Polar Notes

Dec 2017

Arctic fishing powers reach historic agreement

On 30th November 2017, in Washington, D.C., the five central Arctic Ocean coastal states (Canada, Denmark, Norway, Russia and the United States), together with four major fishing nations (China, Iceland, Japan and South Korea) and the European Union (A5+5), concluded an historic agreement, which, once in force, aims to prevent unregulated commercial fishing in the high seas area of the central Arctic Ocean for at least 16 years (see map overleaf).  

The main aim of the agreement is to prevent such unregulated commercial fishing until scientists and governments have more scientific data from which to develop appropriate measures for regulating future commercial fisheries in the region.  

The deal comes in response to growing international interest in the fisheries potential of previously permanently ice-covered waters of the central Arctic Ocean. Sea-ice melt linked to rapidly warming temperatures in the Arctic has left as much as 40% of the central Arctic Ocean ice-free in recent summers. Existing fish stocks are also thought to be moving northwards from adjacent waters.  

Beyond these observations, scant knowledge exists about the make-up of the central Arctic Ocean’s marine living resources and wider ecosystems. Furthermore, without a historical baseline of what might be there, it is difficult to know how climate change is affecting Arctic marine life or predict what further changes might occur in the future. In 2015, the House of Lords Arctic Committee was among those who concluded that a moratorium on fishing in the high seas of the central Arctic Ocean was therefore vital, at least until an internationally-agreed management regime was in place.

The agreement comes two years after the A5 made a political commitment to prevent their own vessels from engaging in unregulated commercial fishing in the high seas of the central Arctic Ocean unless an effective international mechanism was established (see PolarNotes #1). The A5 have been particularly concerned that any rush to exploit fish stocks in the high seas, might also damage fish stocks in their adjacent exclusive economic zones (EEZs) and the fisheries protection zone around Svalbard.  
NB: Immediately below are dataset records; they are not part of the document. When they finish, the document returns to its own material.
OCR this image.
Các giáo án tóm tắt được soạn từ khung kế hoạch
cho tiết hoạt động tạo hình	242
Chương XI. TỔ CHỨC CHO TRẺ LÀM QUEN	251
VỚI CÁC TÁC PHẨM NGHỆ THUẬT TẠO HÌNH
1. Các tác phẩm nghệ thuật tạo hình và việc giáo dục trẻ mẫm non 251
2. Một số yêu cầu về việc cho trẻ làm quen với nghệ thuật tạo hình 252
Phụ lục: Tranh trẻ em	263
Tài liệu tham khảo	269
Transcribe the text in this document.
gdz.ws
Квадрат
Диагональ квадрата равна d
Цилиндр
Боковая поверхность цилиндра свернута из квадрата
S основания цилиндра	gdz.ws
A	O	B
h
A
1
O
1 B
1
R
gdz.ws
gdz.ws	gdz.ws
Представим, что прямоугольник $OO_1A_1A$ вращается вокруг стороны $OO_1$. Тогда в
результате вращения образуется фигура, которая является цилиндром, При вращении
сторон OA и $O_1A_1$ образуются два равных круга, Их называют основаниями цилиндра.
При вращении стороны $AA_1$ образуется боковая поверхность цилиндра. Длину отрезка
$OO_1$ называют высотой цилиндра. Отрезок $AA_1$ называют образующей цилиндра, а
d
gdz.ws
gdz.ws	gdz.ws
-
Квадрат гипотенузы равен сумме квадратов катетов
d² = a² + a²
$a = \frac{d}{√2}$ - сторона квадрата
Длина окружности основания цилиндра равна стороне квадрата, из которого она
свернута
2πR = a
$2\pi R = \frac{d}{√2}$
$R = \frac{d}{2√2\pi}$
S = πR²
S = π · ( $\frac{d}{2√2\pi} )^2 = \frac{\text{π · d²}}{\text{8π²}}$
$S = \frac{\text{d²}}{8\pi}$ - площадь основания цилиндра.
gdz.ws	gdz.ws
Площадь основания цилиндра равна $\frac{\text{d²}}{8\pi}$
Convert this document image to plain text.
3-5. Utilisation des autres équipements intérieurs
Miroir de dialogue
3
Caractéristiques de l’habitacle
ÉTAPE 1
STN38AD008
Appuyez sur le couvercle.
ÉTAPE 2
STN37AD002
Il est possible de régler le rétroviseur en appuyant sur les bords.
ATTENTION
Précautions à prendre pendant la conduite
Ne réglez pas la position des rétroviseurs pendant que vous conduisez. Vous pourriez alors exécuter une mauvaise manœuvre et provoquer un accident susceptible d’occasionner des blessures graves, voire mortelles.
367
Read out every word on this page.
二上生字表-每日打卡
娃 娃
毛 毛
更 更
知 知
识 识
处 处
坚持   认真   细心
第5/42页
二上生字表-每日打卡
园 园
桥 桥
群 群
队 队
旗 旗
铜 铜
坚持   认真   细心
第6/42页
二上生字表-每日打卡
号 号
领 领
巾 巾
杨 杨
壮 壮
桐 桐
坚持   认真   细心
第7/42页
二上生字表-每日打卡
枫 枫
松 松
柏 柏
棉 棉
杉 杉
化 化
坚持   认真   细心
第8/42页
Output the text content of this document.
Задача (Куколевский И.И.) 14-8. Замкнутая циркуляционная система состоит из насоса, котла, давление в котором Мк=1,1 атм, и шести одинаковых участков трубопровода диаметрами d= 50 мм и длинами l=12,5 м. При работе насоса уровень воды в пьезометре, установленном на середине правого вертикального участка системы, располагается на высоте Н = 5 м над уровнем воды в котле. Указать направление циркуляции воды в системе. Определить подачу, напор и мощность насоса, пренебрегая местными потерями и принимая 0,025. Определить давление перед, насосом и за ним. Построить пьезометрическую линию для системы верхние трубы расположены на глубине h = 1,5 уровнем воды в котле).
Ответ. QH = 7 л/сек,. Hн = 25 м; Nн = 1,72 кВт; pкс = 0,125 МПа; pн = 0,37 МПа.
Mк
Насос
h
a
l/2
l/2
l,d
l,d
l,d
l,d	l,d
For the A5’s commitment to be effective though, the rest of the world’s ocean-going fishing fleets (especially those capable of operating at high latitudes), also needed to be involved – hence the decision to invite the +5 to the negotiating table. That required the A5 to concede that others beyond the Arctic have a meaningful role to play in the central Arctic Ocean’s high seas fisheries, as is now also manifest in the fact that all decision-making under the agreement will be by consensus. This compromise is further linked to the duration of the agreement, which entitles any party to terminate the agreement after a period of 16 years following the agreement’s entry into force. That stops one or more of the A5 from blocking commercial fishing in the high seas of the central Arctic Ocean indefinitely.  

The agreement is significant in several other respects as well. It is the first time that such an agreement has been put in place in advance of the development of commercial fisheries in a high seas area. The 16-year ban on unregulated commercial fisheries aims to provide enough time for detailed scientific assessments to be made of the central Arctic Ocean. To that end, the A5+5 also agreed to develop a joint programme of scientific research and monitoring.

The agreement was also reached despite tensions between NATO (which includes four of the central Arctic Ocean littoral states) and Russia. While claims that the Arctic is insulated from broader conflicts tend to be over-stated, the agreement demonstrates that constructive engagement is still possible in areas where the West and Russia have common interests.  

However, despite some media reports, the agreement should not be interpreted as constituting a ban on all fishing in the high seas of the central Arctic Ocean. Limited commercial fishing could still take place once the parties have decided to commence negotiations to establish a regional fisheries management organisation or arrangement. Also, as the agreement does not apply to non-parties, other potential fishing players such as Ukraine and Taiwan are not bound by its terms. It remains to be seen whether they will be invited into future negotiations.  

Differences remain between the A5 and the +5, and indeed others, about the desirability of opening up fisheries in the high seas of the central Arctic Ocean. If the consensus agreed in Washington is to hold, the A5 cannot be seen by the +5 to be attempting to ban all fishing in this high seas pocket indefinitely, unless of course the +5 are convinced by scientific and economic arguments that a complete moratorium would be to the benefit of all.